Anyway, have a nice (end of the) summer if you are in the Northern Hemisphere, and expect delays (or snapshots!) on the ‘Og for the coming fortnight…
Last day at EMS 2013! I started the day with an attempt to run inside the big necropolis on the east of town (Nemzeti sirkert), attempt that failed as I was too early. I then delivered my ISBA Thomas Bayes memorial lecture, with an amazing number of people (amazing conditional on the fact that it was delivered at 9am the morning after the banquet, on the last day of the conference, that it was a memorial historical talk which could be (mis-)perceived as Bayesian propaganda, and that I had put my slides on line already!). I managed (in I hope a comprehensible and not-too-boring way!) to cover most of the slides, skipping some ABC details, in the allotted hour, and not forgetting the historical note (Teller was born here) and the local ABC picture… Many aspects of past and current Bayesian statistics were missing: Fabrizio Ruggeri pointed out prior elicitation and Xiao-Li Meng [who wore a special tie with Thomas Bayes' picture!] George Box. As an aside, has anyone versed in image analysis ever tried to link Thomas Bayes somehow doubtful portrait with his father’s? They do not look the least related to my unexpert eyes…

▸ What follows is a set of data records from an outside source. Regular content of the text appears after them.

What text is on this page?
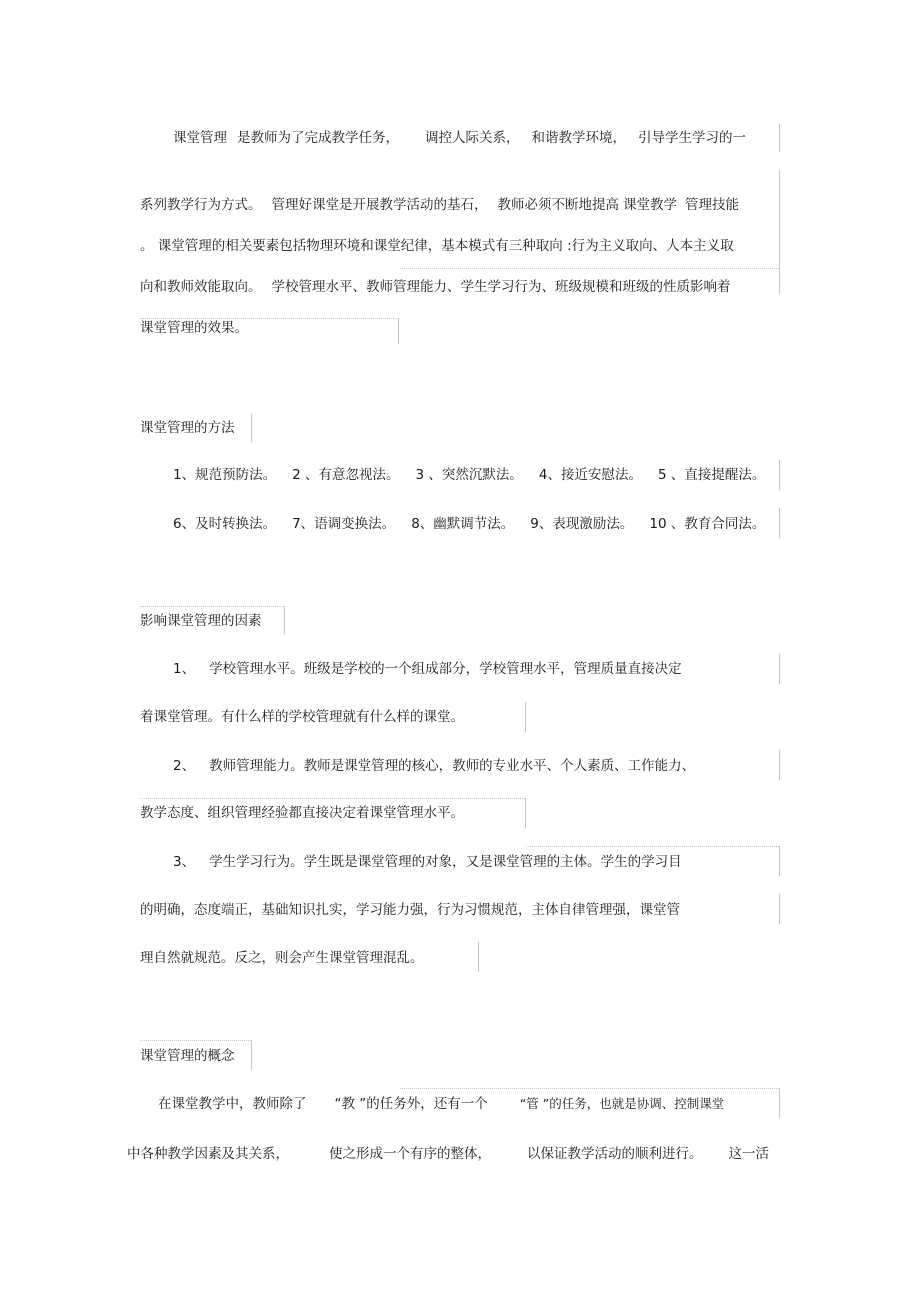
课堂管理 是教师为了完成教学任务， 调控人际关系， 和谐教学环境， 引导学生学习的一
系列教学行为方式。 管理好课堂是开展教学活动的基石， 教师必须不断地提高 课堂教学 管理技能
。 课堂管理的相关要素包括物理环境和课堂纪律，基本模式有三种取向 :行为主义取向、人本主义取
向和教师效能取向。 学校管理水平、教师管理能力、学生学习行为、班级规模和班级的性质影响着
课堂管理的效果。
课堂管理的方法
1、规范预防法。 2 、有意忽视法。 3 、突然沉默法。 4、接近安慰法。 5 、直接提醒法。
6、及时转换法。 7、语调变换法。 8、幽默调节法。 9、表现激励法。 10 、教育合同法。
影响课堂管理的因素
1、 学校管理水平。班级是学校的一个组成部分，学校管理水平，管理质量直接决定
着课堂管理。有什么样的学校管理就有什么样的课堂。
2、 教师管理能力。教师是课堂管理的核心，教师的专业水平、个人素质、工作能力、
教学态度、组织管理经验都直接决定着课堂管理水平。
3、 学生学习行为。学生既是课堂管理的对象，又是课堂管理的主体。学生的学习目
的明确，态度端正，基础知识扎实，学习能力强，行为习惯规范，主体自律管理强，课堂管
理自然就规范。反之，则会产生课堂管理混乱。
课堂管理的概念
在课堂教学中，教师除了 “教 ”的任务外，还有一个	“管 ”的任务，也就是协调、控制课堂
中各种教学因素及其关系，	使之形成一个有序的整体，	以保证教学活动的顺利进行。 这一活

The rest of the day went very quickly, with a Bayesian computation session on SMC and exact approximations, and an afternoon consisting of Larry Brown’s talk on linear models as approximations (bringing a new light on the topic!) and of Xiao-Li Meng’s talk on measuring the impact of priors through a new information device. While I attended the “Future of Statistics” panel like most of the remaining participants, the future remained rather foggy, as I could not make my mind between the optimist side pointed out the growing need of statisticians at every level and the pessimist view that those jobs were mostly taken by poorly trained non-statisticians… In conclusion, I enjoyed the meeting for its diversity and range of talks, as well as its fantastic location of course!